On Friday’s reaction podcast episode of Worst Seats in the House, Michael Russo said, “Billy has started to indicate that he wanted to be patient here and not give up top prospects because he wants to go big-game hunting via trades this summer…. If you’re gonna give up a first-round pick and a prospect for a O’Reilly… or even a [center with term like] Trocheck, if a big guy becomes available this summer, you’re not gonna get him.”
For a win-now team that has as tough a road to the Cup as anyone in recent memory… this feels like a gut-punch. The Wild got their superstar in a trade in December.
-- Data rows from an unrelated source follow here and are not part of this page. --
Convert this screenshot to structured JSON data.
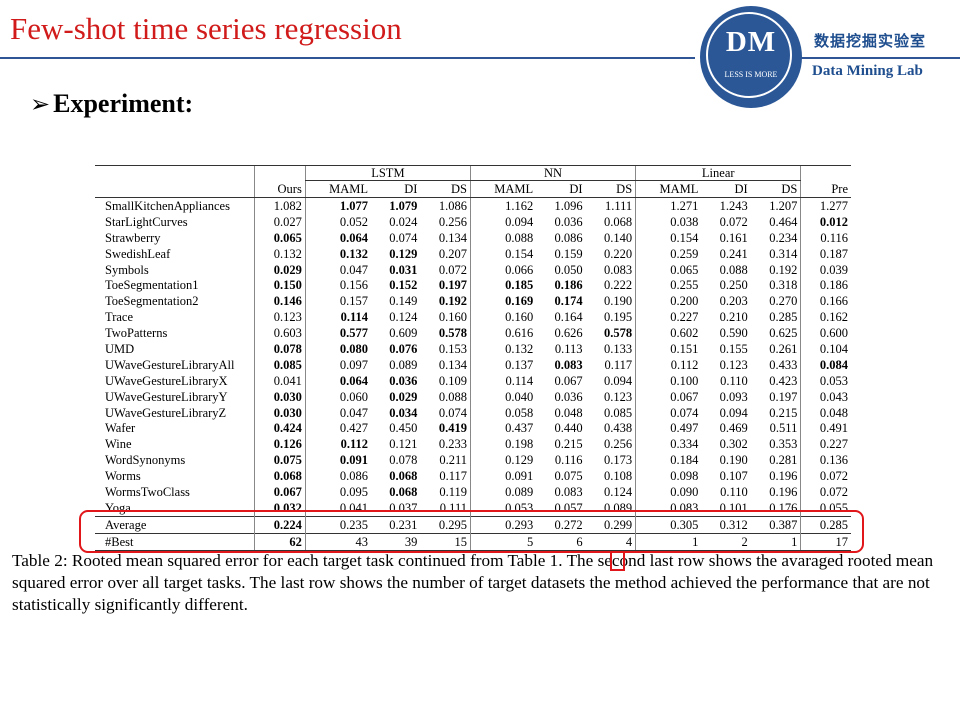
{
  "slide": {
    "title": "Few-shot time series regression",
    "bullet": "Experiment:",
    "bullet_arrow": "➢",
    "logo": {
      "initials": "DM",
      "motto": "LESS IS MORE",
      "lab_cn": "数据挖掘实验室",
      "lab_en": "Data Mining Lab"
    },
    "colors": {
      "title": "#d11a1a",
      "rule": "#2f5597",
      "logo": "#2b5797",
      "highlight": "#e0161b"
    }
  },
  "table": {
    "groups": [
      "LSTM",
      "NN",
      "Linear"
    ],
    "columns": [
      "Ours",
      "MAML",
      "DI",
      "DS",
      "MAML",
      "DI",
      "DS",
      "MAML",
      "DI",
      "DS",
      "Pre"
    ],
    "rows": [
      {
        "name": "SmallKitchenAppliances",
        "values": [
          "1.082",
          "1.077",
          "1.079",
          "1.086",
          "1.162",
          "1.096",
          "1.111",
          "1.271",
          "1.243",
          "1.207",
          "1.277"
        ],
        "bold": [
          1,
          2
        ]
      },
      {
        "name": "StarLightCurves",
        "values": [
          "0.027",
          "0.052",
          "0.024",
          "0.256",
          "0.094",
          "0.036",
          "0.068",
          "0.038",
          "0.072",
          "0.464",
          "0.012"
        ],
        "bold": [
          10
        ]
      },
      {
        "name": "Strawberry",
        "values": [
          "0.065",
          "0.064",
          "0.074",
          "0.134",
          "0.088",
          "0.086",
          "0.140",
          "0.154",
          "0.161",
          "0.234",
          "0.116"
        ],
        "bold": [
          0,
          1
        ]
      },
      {
        "name": "SwedishLeaf",
        "values": [
          "0.132",
          "0.132",
          "0.129",
          "0.207",
          "0.154",
          "0.159",
          "0.220",
          "0.259",
          "0.241",
          "0.314",
          "0.187"
        ],
        "bold": [
          1,
          2
        ]
      },
      {
        "name": "Symbols",
        "values": [
          "0.029",
          "0.047",
          "0.031",
          "0.072",
          "0.066",
          "0.050",
          "0.083",
          "0.065",
          "0.088",
          "0.192",
          "0.039"
        ],
        "bold": [
          0,
          2
        ]
      },
      {
        "name": "ToeSegmentation1",
        "values": [
          "0.150",
          "0.156",
          "0.152",
          "0.197",
          "0.185",
          "0.186",
          "0.222",
          "0.255",
          "0.250",
          "0.318",
          "0.186"
        ],
        "bold": [
          0,
          2,
          3,
          4,
          5
        ]
      },
      {
        "name": "ToeSegmentation2",
        "values": [
          "0.146",
          "0.157",
          "0.149",
          "0.192",
          "0.169",
          "0.174",
          "0.190",
          "0.200",
          "0.203",
          "0.270",
          "0.166"
        ],
        "bold": [
          0,
          3,
          4,
          5
        ]
      },
      {
        "name": "Trace",
        "values": [
          "0.123",
          "0.114",
          "0.124",
          "0.160",
          "0.160",
          "0.164",
          "0.195",
          "0.227",
          "0.210",
          "0.285",
          "0.162"
        ],
        "bold": [
          1
        ]
      },
      {
        "name": "TwoPatterns",
        "values": [
          "0.603",
          "0.577",
          "0.609",
          "0.578",
          "0.616",
          "0.626",
          "0.578",
          "0.602",
          "0.590",
          "0.625",
          "0.600"
        ],
        "bold": [
          1,
          3,
          6
        ]
      },
      {
        "name": "UMD",
        "values": [
          "0.078",
          "0.080",
          "0.076",
          "0.153",
          "0.132",
          "0.113",
          "0.133",
          "0.151",
          "0.155",
          "0.261",
          "0.104"
        ],
        "bold": [
          0,
          1,
          2
        ]
      },
      {
        "name": "UWaveGestureLibraryAll",
        "values": [
          "0.085",
          "0.097",
          "0.089",
          "0.134",
          "0.137",
          "0.083",
          "0.117",
          "0.112",
          "0.123",
          "0.433",
          "0.084"
        ],
        "bold": [
          0,
          5,
          10
        ]
      },
      {
        "name": "UWaveGestureLibraryX",
        "values": [
          "0.041",
          "0.064",
          "0.036",
          "0.109",
          "0.114",
          "0.067",
          "0.094",
          "0.100",
          "0.110",
          "0.423",
          "0.053"
        ],
        "bold": [
          1,
          2
        ]
      },
      {
        "name": "UWaveGestureLibraryY",
        "values": [
          "0.030",
          "0.060",
          "0.029",
          "0.088",
          "0.040",
          "0.036",
          "0.123",
          "0.067",
          "0.093",
          "0.197",
          "0.043"
        ],
        "bold": [
          0,
          2
        ]
      },
      {
        "name": "UWaveGestureLibraryZ",
        "values": [
          "0.030",
          "0.047",
          "0.034",
          "0.074",
          "0.058",
          "0.048",
          "0.085",
          "0.074",
          "0.094",
          "0.215",
          "0.048"
        ],
        "bold": [
          0,
          2
        ]
      },
      {
        "name": "Wafer",
        "values": [
          "0.424",
          "0.427",
          "0.450",
          "0.419",
          "0.437",
          "0.440",
          "0.438",
          "0.497",
          "0.469",
          "0.511",
          "0.491"
        ],
        "bold": [
          0,
          3
        ]
      },
      {
        "name": "Wine",
        "values": [
          "0.126",
          "0.112",
          "0.121",
          "0.233",
          "0.198",
          "0.215",
          "0.256",
          "0.334",
          "0.302",
          "0.353",
          "0.227"
        ],
        "bold": [
          0,
          1
        ]
      },
      {
        "name": "WordSynonyms",
        "values": [
          "0.075",
          "0.091",
          "0.078",
          "0.211",
          "0.129",
          "0.116",
          "0.173",
          "0.184",
          "0.190",
          "0.281",
          "0.136"
        ],
        "bold": [
          0,
          1
        ]
      },
      {
        "name": "Worms",
        "values": [
          "0.068",
          "0.086",
          "0.068",
          "0.117",
          "0.091",
          "0.075",
          "0.108",
          "0.098",
          "0.107",
          "0.196",
          "0.072"
        ],
        "bold": [
          0,
          2
        ]
      },
      {
        "name": "WormsTwoClass",
        "values": [
          "0.067",
          "0.095",
          "0.068",
          "0.119",
          "0.089",
          "0.083",
          "0.124",
          "0.090",
          "0.110",
          "0.196",
          "0.072"
        ],
        "bold": [
          0,
          2
        ]
      },
      {
        "name": "Yoga",
        "values": [
          "0.032",
          "0.041",
          "0.037",
          "0.111",
          "0.053",
          "0.057",
          "0.089",
          "0.083",
          "0.101",
          "0.176",
          "0.055"
        ],
        "bold": [
          0
        ]
      }
    ],
    "average": {
      "name": "Average",
      "values": [
        "0.224",
        "0.235",
        "0.231",
        "0.295",
        "0.293",
        "0.272",
        "0.299",
        "0.305",
        "0.312",
        "0.387",
        "0.285"
      ],
      "bold": [
        0
      ]
    },
    "best": {
      "name": "#Best",
      "values": [
        "62",
        "43",
        "39",
        "15",
        "5",
        "6",
        "4",
        "1",
        "2",
        "1",
        "17"
      ],
      "bold": [
        0
      ]
    }
  },
  "caption": {
    "text": "Table 2: Rooted mean squared error for each target task continued from Table 1. The second last row shows the avaraged rooted mean squared error over all target tasks. The last row shows the number of target datasets the method achieved the performance that are not statistically significantly different."
  }
}
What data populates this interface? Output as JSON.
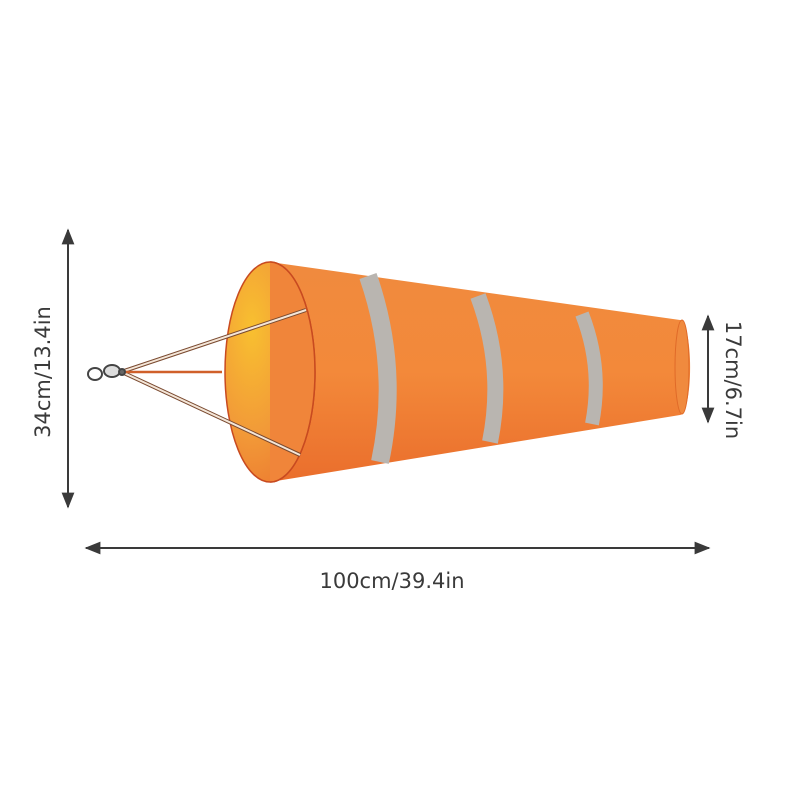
{
  "dimensions": {
    "height": "34cm/13.4in",
    "length": "100cm/39.4in",
    "tail_diameter": "17cm/6.7in"
  },
  "colors": {
    "sock_orange": "#f0803a",
    "sock_inner": "#f5b030",
    "band_silver": "#b8b4b0",
    "arrow": "#3a3a3a"
  }
}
Between Hughes, Kaprizov, and Boldy, they might have three of the best 20 or 25 players in hockey today. They are making about $24 million combined, a figure that rises to $32 million next year and to somewhere approaching $40 million the following season.
This is the shoot-your-shot year. Quinn Hughes on a bargain deal and in his prime doesn’t fall in your lap every day, but the Wild punted on maximizing it on the off-chance they can strike gold again this summer?
We’re not going to print any accusations of tampering with stars like Auston Matthews, Brady Tkachuk, or Jack Hughes. All we’ll say is: the only responsible way to try kicking the can down the acquire-a-center road is if Guerin was tampering hard for one of those guys during the Olympics.
Wild fans have waited 25 years for a Stanley Cup, 23 years for a Western Conference Final appearance, 11 years for a playoff series win, and six years for Guerin to build a proper contender around Kaprizov. Overpay or not, the Wild had a chance to round out their squad today and attempt to take their best shot at Dallas and Colorado.
Instead, they nibbled at the margins and appear ready to tell their fans to just wait until next summer, when someone else they’ll really like becomes available, perhaps. Maybe it will work out, or maybe we’ll look back in five years and bemoan this missed opportunity.